The FCA laid down stricter rules to deal with “misleading” ads that encourage investment in risky products and tighter requirements for companies doing so, but crypto was not included in these rules as it falls outside the FCA’s remit. The watchdog said it would set final rules for cryptoasset promotions once the UK Treasury makes the relevant legislation.
FinTech industry body Innovate Finance said that this lack of clarity for crypto promotion would hurt crypto activity in the UK.
“The combination of FCA’s proposals with the existing wider regulatory framework set by HM Treasury means that crypto asset service providers would face a regulatory limbo, unable to get approval for compliant promotions and therefore unable to market themselves in the UK,” said Adam Jackson, Director of Policy at Innovate Finance.
“This would be good for neither consumers nor industry innovators.”
Under the new rules, firms will need to intensify their risk warnings and ban inducements to invest. Firms will also be required to carry out better checks to ensure the investment products on offer align with customers’ needs.

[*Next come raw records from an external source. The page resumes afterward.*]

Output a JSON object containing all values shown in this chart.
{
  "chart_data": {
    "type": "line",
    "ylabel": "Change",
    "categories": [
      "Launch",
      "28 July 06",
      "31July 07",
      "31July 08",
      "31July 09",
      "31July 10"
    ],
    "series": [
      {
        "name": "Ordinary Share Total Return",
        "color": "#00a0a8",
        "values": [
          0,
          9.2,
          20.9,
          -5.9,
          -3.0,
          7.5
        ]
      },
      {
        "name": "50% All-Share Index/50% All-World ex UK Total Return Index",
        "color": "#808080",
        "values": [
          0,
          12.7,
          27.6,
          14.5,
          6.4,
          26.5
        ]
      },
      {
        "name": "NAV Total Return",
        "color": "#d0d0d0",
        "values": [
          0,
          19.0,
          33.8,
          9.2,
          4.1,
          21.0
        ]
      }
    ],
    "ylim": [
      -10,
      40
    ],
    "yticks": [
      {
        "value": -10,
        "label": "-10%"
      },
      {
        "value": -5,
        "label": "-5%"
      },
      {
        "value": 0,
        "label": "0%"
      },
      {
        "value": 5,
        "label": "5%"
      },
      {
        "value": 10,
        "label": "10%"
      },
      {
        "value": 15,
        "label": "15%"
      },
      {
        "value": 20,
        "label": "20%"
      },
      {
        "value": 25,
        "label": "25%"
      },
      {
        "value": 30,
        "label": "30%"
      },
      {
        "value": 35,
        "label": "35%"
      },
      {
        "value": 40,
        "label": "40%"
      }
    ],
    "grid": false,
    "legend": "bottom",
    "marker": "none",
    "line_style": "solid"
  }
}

In order to approve or issue marketing materials, firms will need to have the appropriate expertise in place.
The FCA’s requirements have to be followed by firms promoting high-risk investments and could be similarly applied to crypto. “Subject to any changes in circumstances, we expect to take a consistent approach to cryptoassets to that taken for other high‐risk investments,” the FCA said.
“The rules continue to apply a one-size-fits-all approach to investments that have entirely different risk characteristics,” said Mike Carter, Head of Platform Lending and Investment at Innovate Finance.
He said the FCA would wait on any rule changes until the Treasury concluded its review of “high net-worth” exemptions as well as its own review into high-risk investment categorization”.
“This piecemeal approach to regulation is unhelpful for innovation. We will continue to work with members to help shape these further proposals and navigate the new regime.”